By using predication, the SM can handle branch divergence without the need for explicit branch instructions or control flow divergence. However, divergent branches can still impact performance, as the SM must execute both paths sequentially, reducing the effective parallelism.

Register File and Operand Collectors

The register file is a critical component of the SM, providing fast access to thread-private registers. Each SM has a large register file to support the many active threads and enable efficient context switching between warps.

In the NVIDIA Volta architecture, each SM has a 64 KB register file, organized as 32 banks of 2 KB each. The register file is designed to provide high bandwidth and low latency access to support the large number of concurrent threads.

To minimize bank conflicts and improve performance, the SM employs a technique called operand collection. Operand collectors are specialized units that gather operands from the register file banks and deliver them to the execution units. By using operand collectors, the SM can reduce the impact of bank conflicts and improve the utilization of the execution units.

Figure 7.5 shows a simplified diagram of the register file and operand collectors in an SM.

    Register File (64 KB)
    Bank 1 (2 KB)
    Bank 2 (2 KB)
    ...
    Bank 32 (2 KB)
        |
        v
    Operand Collectors
        |
        v
    Execution Units

Figure 7.5: Register file and operand collectors in an SM.

The operand collectors work by gathering operands from multiple instructions and multiple warps, allowing the SM to issue instructions from different warps to the execution units in a single cycle. This helps to hide the latency of register file accesses and improves the overall throughput of the SM.

Example 7.3 shows a CUDA kernel that performs a dot product of two vectors.

__global__ void dotProduct(float *a, float *b, float *result, int n) {
    __shared__ float partialSum[256];
    int tid = threadIdx.x;
    int i = blockIdx.x * blockDim.x + threadIdx.x;
    partialSum[tid] = 0;
 
    while (i < n) {
        partialSum[tid] += a[i] * b[i];
        i += blockDim.x * gridDim.x;
    }
 
    __syncthreads();
 
    for (int s = blockDim.x / 2; s > 0; s >>= 1) {
        if (tid < s) {
            partialSum[tid] += partialSum[tid + s];
        }
        __syncthreads();
    }
 
    if (tid == 0) {
        result[blockIdx.x] = partialSum[0];
    }
}

In this example, each thread computes a partial sum of the dot product using its assigned elements from the input vectors. The partial sums are stored in the shared memory array partialSum. After all threads have computed their partial sums, a parallel reduction is performed to sum up the partial sums and obtain the final dot product result.

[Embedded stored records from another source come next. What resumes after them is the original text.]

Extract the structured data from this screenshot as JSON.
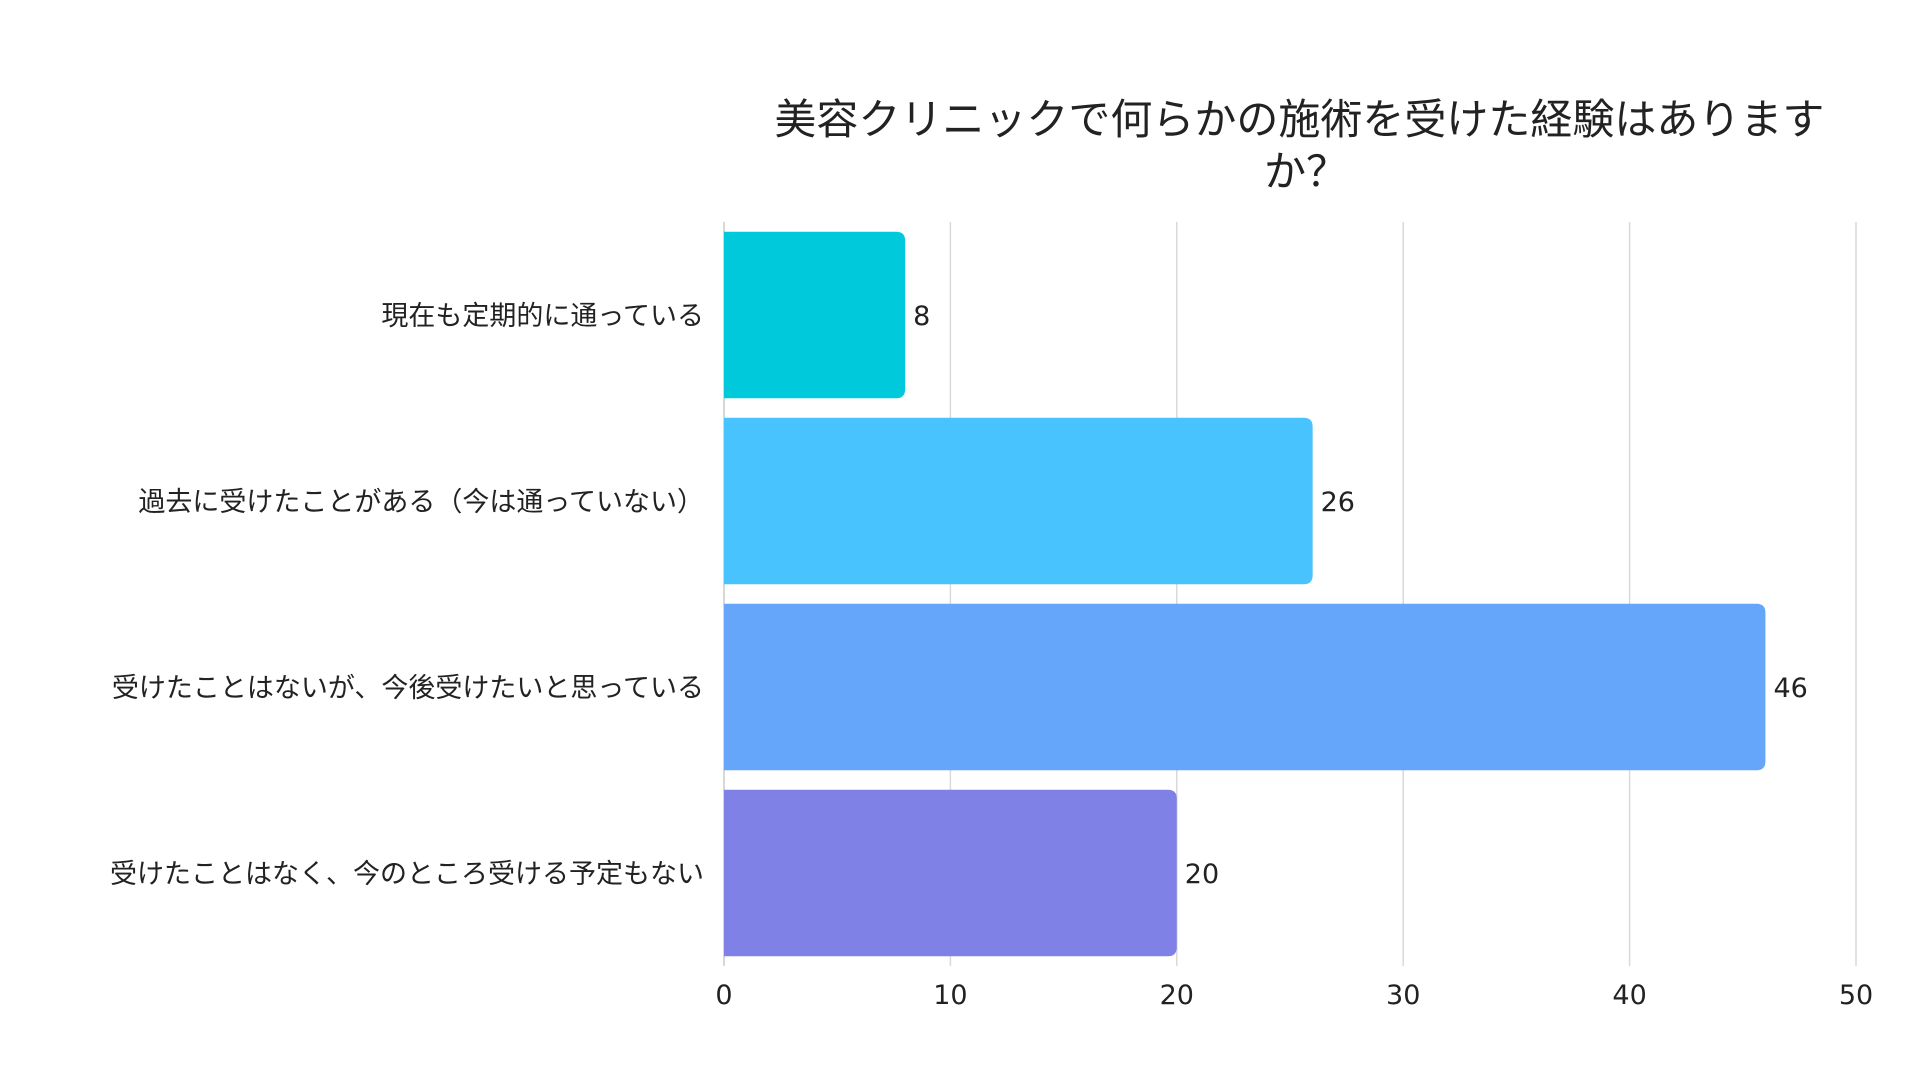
{
  "chart_data": {
    "type": "bar",
    "orientation": "horizontal",
    "title_lines": [
      "美容クリニックで何らかの施術を受けた経験はありますか？"
    ],
    "title": "美容クリニックで何らかの施術を受けた経験はありますか？",
    "categories": [
      "現在も定期的に通っている",
      "過去に受けたことがある（今は通っていない）",
      "受けたことはないが、今後受けたいと思っている",
      "受けたことはなく、今のところ受ける予定もない"
    ],
    "values": [
      8,
      26,
      46,
      20
    ],
    "colors": [
      "#00C9DB",
      "#49C3FD",
      "#66A6FA",
      "#8081E6"
    ],
    "xlim": [
      0,
      50
    ],
    "xticks": [
      0,
      10,
      20,
      30,
      40,
      50
    ],
    "grid": true,
    "xlabel": "",
    "ylabel": ""
  }
}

The operand collector plays a crucial role in this example by efficiently gathering the operands for the shared memory accesses and the arithmetic operations. It helps avoid bank conflicts and improves the utilization of the execution units.

Conclusion

The streaming multiprocessor is the core computational unit in modern GPU architectures. Its design focuses on maximizing throughput and hiding memory latency through a combination of fine-grained multithreading, SIMT execution, and efficient operand collection.

Key components of the SM include the warp scheduler, which selects warps for execution; the SIMT stack, which handles branch divergence and convergence; the register file and operand collectors, which provide fast access to thread-private registers; and the shared memory and L1 cache, which enable low-latency data sharing and reuse.

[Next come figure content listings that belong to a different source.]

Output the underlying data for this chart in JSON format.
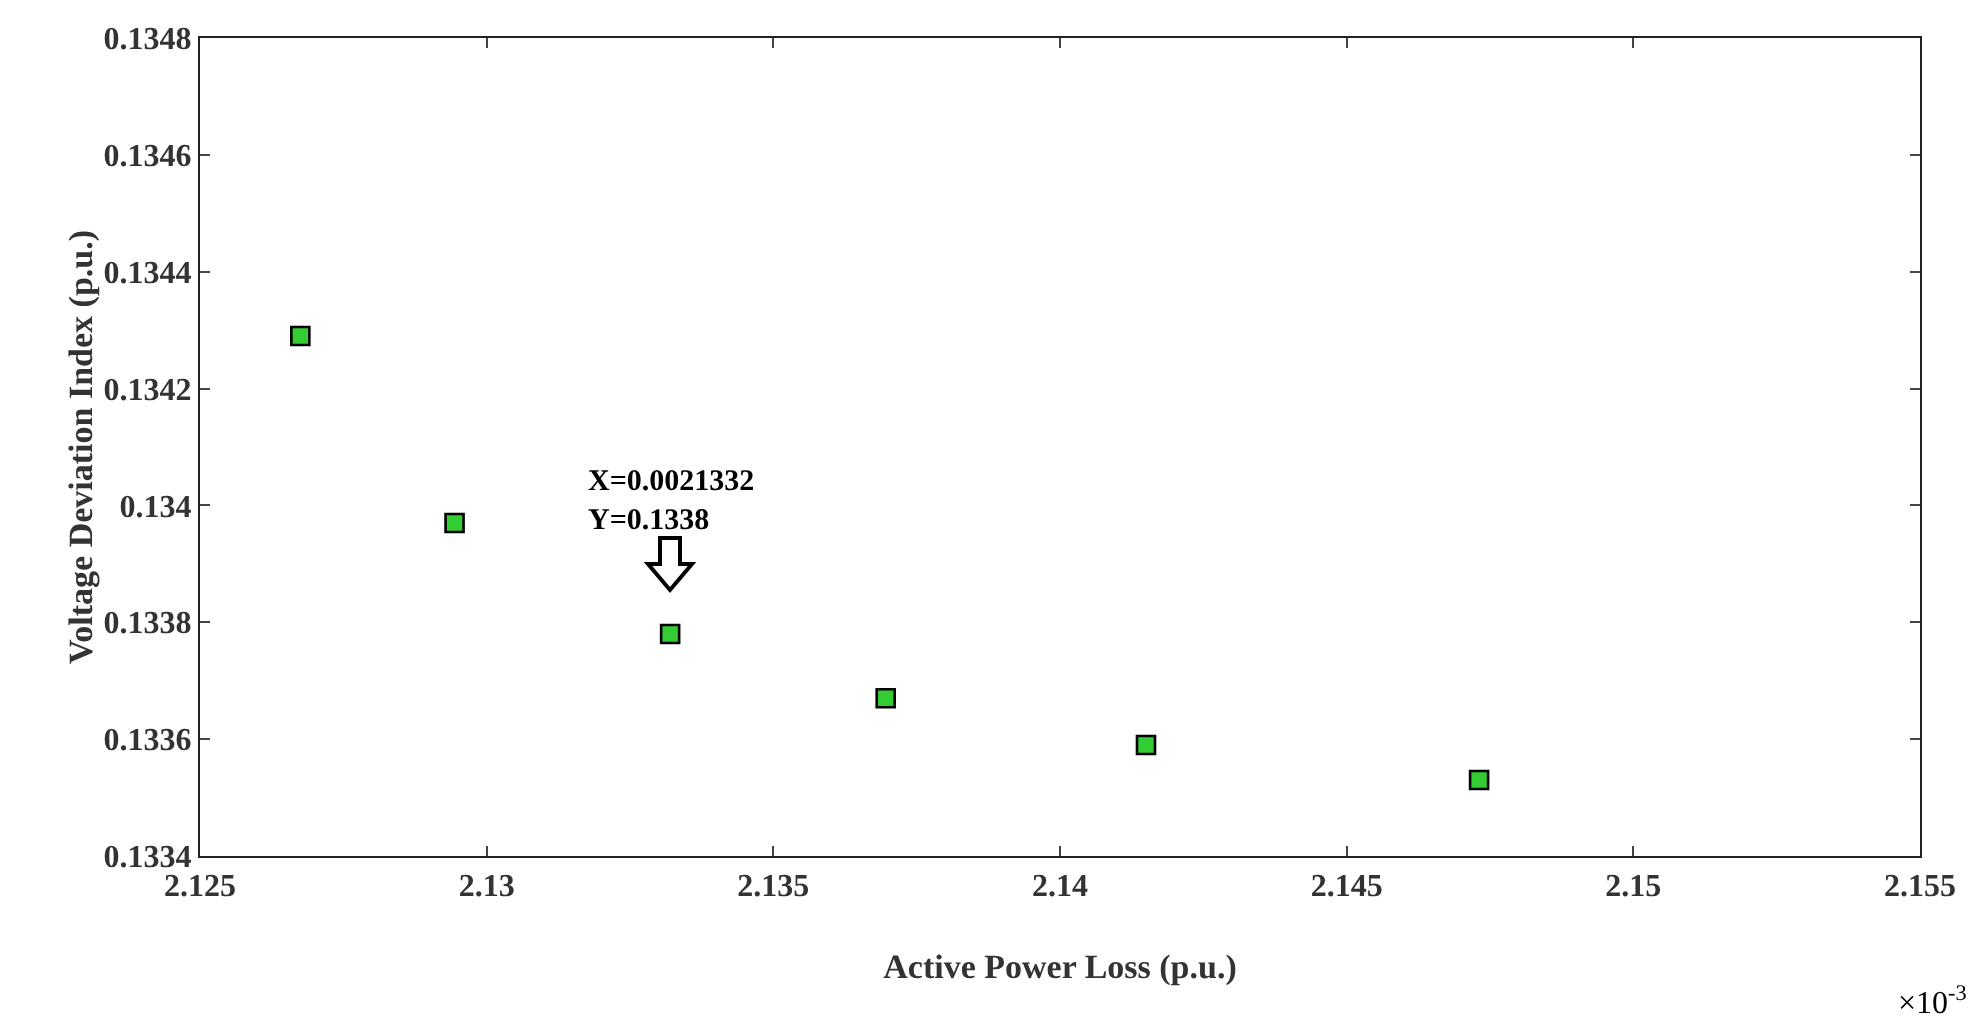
{
  "chart_data": {
    "type": "scatter",
    "xlabel": "Active Power Loss (p.u.)",
    "ylabel": "Voltage Deviation Index (p.u.)",
    "x": [
      2.12675,
      2.12944,
      2.1332,
      2.13696,
      2.1415,
      2.14731
    ],
    "series": [
      {
        "color": "#33cc33",
        "values": [
          0.13429,
          0.13397,
          0.13378,
          0.13367,
          0.13359,
          0.13353
        ]
      }
    ],
    "xlim": [
      2.125,
      2.155
    ],
    "xticks": [
      2.125,
      2.13,
      2.135,
      2.14,
      2.145,
      2.15,
      2.155
    ],
    "ylim": [
      0.1334,
      0.1348
    ],
    "yticks": [
      0.1334,
      0.1336,
      0.1338,
      0.134,
      0.1342,
      0.1344,
      0.1346,
      0.1348
    ],
    "annotations": [
      {
        "text": "X=0.0021332\nY=0.1338",
        "x": 2.1332,
        "y": 0.1338
      },
      "×10$^{-3}$"
    ],
    "marker": "square",
    "grid": false
  }
}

As GPU architectures continue to evolve, research in areas such as branch divergence handling, warp scheduling, and register file design will be crucial for improving the performance and efficiency of future GPUs. Novel techniques like dynamic warp formation, thread block compaction, and operand reuse caches have the potential to significantly enhance the capabilities of the SM and enable new levels of performance in parallel computing workloads.